今平周吾が即V!気になるヤマハ『RMX VD PROTO』アイアンの変化

クラブを替えられない男として有名な、今平周吾が2023年の開幕戦「東建ホームメイトカップ」で動いた。2017年のヤマハ契約以来、『RMX116』ドライバーを使用して計7勝していたが、今大会は『RMX VD PROTO』とソールに書かれたヘッドに変更。通算8勝目にして初めて別モデルで勝利することとなった。そのプロトタイプドライバーに関して、今平はこう話している。
 
■新1Wは「RMX116似で小ぶり」

「ドライバーもオフに試してフィーリングがよかったのでそのまま使いました。まだプロトタイプですね。飛距離も伸びて方向性もよくなった。替えるのはほんと久々。サイズ感も(以前のエース)116くらいでちょっと小ぶりですけど、その方がスパッと振り抜けるのがいい。ロースピン系で高さを出せば飛んでくれます。ロフトは9.5度で風にも強いし、打感もやわらかくなってフェースに乗ってる時間が長くて球筋をコントロールしやすい」(今平)
 
シャフトはグラファイトデザイン『TOUR AD TP-6X』のまま変更はなく、短めの44.5インチでシャープな振り抜きを重視していた。FWキープ率は46.429%だったものの、これまで新作1Wを度々投入するも、結局『RMX116』に戻ってきた長年の“替えられない男”の姿から今年は明確な変化が生まれそうだ。
 
ただし、今回の一番の勝因に挙げたのは、新しいプロトタイプアイアンだ。構えた時の顔がこれまでと激変しているという。そして昨年使った『RMX VD TOURMODEL』は7番のロフト34度だったが、今回は1度立たせて「グースが付いてつかまりがよくやさしい」ものへと変更していた。
 
■新アイアンは「ロフトを1°立てた」

「元々の形状が、アイアンの先(トウ)の部分がちょっと高い設計だったけど、それを少し下げてもらって、被っている顔が嫌いなので少し開き気味じゃないけど、ストレート気味でグースがある顔にしてもらった。前のアイアンも悪くないんですけど、新しい方がちょっと飛ぶんです。ロフトは立っていますが、前に使ったものと同じ高さが出て5ヤードくらい飛んでるし、ハーフショットでも距離がいってくれる。打感もめっちゃいいです。操作性もいいですね、進化した感じでよりよくなった。スイートスポットも広めな感じがします」(今平)
 
画像を見ると、たしかに今平が言うように、7番の顔に変化が見て取れる。ヤマハの『TOURMODEL』といえば、歴代Mr.ヤマハこと、藤田寛之が好む形状が踏襲されてきた。それが『RMX VD TOURMODEL』にも現れているが、トウが高く、ヒールが低い“三角”に見えるシルエット。小ぶりでシャープな印象を与え、ストレートネックが特徴である。
 
■新アイアンは全く“ネジれない球”

今回の今平の『プロトタイプ』は、それよりも明らかにトウが低くなりヒールが高く見える、三角というより長方形の“ボックス顔”に見える。ややオフセットが入ったことに加え、ネックもかなり短く見えるため、かなりアマチュア寄りの要素が入ったと感じる人も多いだろう。ここまで変化したにもかかわらず、ヤマハ担当者は「藤田寛之プロがここ10年で間違いなく一番いいと言ってくれています」とのこと。
 
また、現地記者はこれまで今平のドロー気味のアイアンの弾道を見慣れてきたが、今大会では「とにかく捻れないストレート球でターゲットラインから全く外れない仕上がり」に驚いたとか。そのため、最終日はかなり首位と差があったが「今平が来る」との予感があったそう。案の定、今平はサンデーバックナインで6バーディを重ねて逆転した。

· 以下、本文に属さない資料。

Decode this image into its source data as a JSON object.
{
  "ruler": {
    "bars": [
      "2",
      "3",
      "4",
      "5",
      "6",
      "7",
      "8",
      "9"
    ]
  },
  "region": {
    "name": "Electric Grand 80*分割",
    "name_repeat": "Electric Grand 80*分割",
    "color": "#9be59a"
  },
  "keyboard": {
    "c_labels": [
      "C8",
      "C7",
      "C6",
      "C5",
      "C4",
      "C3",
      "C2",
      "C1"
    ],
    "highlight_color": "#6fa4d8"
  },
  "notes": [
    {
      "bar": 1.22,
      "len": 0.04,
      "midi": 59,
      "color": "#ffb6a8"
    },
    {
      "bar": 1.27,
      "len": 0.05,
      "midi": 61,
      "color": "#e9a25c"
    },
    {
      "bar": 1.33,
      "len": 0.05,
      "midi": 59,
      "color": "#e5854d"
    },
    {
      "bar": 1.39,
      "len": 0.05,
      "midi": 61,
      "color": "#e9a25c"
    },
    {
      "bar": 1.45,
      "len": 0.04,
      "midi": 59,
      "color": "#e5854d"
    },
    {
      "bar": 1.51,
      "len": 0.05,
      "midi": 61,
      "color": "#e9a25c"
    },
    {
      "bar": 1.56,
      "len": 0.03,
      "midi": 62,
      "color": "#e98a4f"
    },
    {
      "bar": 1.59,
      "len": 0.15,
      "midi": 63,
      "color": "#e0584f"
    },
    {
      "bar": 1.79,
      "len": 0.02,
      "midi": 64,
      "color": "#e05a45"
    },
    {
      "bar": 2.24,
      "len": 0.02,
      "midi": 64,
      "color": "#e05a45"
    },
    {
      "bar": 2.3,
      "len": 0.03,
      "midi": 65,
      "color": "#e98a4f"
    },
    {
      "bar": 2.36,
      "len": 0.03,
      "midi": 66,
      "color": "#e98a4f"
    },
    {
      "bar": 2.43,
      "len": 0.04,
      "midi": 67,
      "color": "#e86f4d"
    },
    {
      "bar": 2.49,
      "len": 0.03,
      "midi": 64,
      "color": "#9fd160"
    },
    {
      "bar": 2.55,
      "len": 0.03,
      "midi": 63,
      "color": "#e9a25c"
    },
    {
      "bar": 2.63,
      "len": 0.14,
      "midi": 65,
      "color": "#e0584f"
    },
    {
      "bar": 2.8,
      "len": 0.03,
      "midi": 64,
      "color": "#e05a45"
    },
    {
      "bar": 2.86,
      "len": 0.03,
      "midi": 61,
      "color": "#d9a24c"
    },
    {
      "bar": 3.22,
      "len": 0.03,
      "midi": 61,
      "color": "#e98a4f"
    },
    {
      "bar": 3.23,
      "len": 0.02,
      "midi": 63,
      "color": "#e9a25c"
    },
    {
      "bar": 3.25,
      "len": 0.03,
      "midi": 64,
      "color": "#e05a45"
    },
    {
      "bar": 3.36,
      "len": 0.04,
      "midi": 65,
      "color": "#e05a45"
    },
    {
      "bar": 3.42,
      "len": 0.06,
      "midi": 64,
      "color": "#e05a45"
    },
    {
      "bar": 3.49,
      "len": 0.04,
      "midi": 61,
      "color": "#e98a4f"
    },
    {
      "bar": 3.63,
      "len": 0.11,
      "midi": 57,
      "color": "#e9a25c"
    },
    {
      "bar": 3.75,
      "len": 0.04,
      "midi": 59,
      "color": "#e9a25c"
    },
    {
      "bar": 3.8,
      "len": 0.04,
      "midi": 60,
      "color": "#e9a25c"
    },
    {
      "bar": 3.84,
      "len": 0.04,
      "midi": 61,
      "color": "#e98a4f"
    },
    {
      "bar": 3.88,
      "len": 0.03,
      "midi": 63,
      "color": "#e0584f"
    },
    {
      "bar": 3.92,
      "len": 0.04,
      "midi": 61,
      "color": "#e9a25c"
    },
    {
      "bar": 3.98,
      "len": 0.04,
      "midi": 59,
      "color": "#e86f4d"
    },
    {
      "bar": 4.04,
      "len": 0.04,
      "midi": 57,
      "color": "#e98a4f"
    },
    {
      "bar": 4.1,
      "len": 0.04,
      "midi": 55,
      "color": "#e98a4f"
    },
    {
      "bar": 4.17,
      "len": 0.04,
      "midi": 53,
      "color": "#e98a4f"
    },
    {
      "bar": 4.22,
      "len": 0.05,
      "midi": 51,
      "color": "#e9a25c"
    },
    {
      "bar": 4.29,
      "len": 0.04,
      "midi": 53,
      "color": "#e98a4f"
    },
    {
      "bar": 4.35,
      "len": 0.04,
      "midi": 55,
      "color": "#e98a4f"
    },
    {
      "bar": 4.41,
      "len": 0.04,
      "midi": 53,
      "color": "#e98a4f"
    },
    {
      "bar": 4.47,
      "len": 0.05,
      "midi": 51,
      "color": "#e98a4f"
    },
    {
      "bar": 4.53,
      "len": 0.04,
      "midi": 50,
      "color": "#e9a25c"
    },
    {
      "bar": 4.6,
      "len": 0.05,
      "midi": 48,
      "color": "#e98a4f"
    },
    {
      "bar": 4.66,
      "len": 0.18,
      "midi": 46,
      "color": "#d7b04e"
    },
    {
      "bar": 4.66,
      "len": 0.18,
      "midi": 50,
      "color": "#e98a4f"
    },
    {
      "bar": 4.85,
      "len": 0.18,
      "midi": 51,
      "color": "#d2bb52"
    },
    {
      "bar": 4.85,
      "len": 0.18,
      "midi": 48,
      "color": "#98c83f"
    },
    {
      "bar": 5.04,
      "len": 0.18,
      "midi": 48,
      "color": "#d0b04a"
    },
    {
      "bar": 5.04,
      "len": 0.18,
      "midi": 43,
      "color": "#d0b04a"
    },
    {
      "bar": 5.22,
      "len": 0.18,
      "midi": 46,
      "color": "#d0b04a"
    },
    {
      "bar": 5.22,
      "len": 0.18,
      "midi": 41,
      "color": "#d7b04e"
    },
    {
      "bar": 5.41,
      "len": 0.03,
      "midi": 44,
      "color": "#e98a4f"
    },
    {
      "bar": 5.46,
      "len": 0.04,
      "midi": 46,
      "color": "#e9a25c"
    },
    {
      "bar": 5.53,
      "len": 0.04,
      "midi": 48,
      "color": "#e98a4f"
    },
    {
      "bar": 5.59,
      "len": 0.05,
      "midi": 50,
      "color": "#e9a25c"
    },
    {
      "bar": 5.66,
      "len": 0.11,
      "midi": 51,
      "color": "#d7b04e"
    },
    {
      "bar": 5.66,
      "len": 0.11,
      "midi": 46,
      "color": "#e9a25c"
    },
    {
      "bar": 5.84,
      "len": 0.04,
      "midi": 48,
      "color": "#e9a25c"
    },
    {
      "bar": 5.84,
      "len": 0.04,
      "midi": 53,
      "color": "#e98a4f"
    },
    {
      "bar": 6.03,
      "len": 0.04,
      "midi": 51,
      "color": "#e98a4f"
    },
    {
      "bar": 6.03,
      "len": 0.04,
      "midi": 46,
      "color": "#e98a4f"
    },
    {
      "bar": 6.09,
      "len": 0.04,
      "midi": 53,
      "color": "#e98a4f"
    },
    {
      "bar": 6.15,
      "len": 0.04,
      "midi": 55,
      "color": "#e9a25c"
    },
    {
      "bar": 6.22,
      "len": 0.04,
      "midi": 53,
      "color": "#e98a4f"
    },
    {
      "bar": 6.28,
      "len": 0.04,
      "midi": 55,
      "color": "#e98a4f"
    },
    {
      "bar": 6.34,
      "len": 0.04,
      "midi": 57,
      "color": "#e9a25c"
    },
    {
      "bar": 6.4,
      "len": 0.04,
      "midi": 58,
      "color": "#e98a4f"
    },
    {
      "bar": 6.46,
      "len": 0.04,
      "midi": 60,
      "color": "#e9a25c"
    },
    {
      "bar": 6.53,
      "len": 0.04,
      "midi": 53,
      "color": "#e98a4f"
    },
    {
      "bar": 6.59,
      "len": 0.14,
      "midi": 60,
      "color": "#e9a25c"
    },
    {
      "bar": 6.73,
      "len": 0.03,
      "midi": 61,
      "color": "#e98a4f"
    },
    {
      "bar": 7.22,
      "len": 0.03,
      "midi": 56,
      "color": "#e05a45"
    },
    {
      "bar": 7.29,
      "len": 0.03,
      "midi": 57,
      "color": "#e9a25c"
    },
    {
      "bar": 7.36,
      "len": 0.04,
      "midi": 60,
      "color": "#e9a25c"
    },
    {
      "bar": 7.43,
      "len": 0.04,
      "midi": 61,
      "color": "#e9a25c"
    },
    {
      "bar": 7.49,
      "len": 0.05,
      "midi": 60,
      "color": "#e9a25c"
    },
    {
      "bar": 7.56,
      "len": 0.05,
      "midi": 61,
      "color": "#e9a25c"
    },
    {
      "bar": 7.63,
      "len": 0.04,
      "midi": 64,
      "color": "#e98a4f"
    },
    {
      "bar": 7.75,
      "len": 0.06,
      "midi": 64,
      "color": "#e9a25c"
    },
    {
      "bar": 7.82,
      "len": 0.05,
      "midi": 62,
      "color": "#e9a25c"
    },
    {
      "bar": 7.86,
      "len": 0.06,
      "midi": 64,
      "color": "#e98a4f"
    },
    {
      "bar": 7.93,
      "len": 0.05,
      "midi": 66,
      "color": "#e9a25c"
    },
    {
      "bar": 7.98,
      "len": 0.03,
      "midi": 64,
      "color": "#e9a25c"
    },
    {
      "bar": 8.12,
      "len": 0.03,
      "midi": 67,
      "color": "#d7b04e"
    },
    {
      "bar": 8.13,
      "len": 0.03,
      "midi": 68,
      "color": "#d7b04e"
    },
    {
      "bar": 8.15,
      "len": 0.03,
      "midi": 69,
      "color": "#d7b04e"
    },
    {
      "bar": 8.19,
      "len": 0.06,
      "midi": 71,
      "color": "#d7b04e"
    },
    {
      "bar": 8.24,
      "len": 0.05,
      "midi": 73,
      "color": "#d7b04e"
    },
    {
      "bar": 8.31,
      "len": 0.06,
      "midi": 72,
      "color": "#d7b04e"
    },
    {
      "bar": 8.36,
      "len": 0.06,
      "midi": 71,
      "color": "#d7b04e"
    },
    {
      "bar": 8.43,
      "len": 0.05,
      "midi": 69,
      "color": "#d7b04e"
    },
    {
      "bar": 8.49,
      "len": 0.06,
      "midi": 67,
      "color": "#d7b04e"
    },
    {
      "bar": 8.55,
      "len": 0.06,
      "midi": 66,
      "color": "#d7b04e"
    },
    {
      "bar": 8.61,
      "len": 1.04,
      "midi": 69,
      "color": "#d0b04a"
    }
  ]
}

この辺りは、もしかすると重心距離が2~3mm前作より長くなった可能性も考えられるだろう。バックフェースを見ると、トウへいくにつれ段階的に肉厚が増しており、ネックが短くなったことからも、流行りの“センター重心化”が図られた形跡も伺える。また、ソール幅も『TOURMODEL』より幅広に見えるため、明らかによりやさしい方向への進化が見て取れる。
 
同社の担当者は「詳細は言えませんが、昨年までの『RMX VD』フェアウェイウッドの例を振り返っていただけると、今後面白いことが起きるかもしれません」と、含みを持たせる。これは何度も既報の“契約フリー”女子プロたちがこぞって使ったことを暗に示すと思われ、“今平プロトアイアン”が契約外女子プロたちに供給されるということか。今後女子ツアーの動きにも注目が必要だ。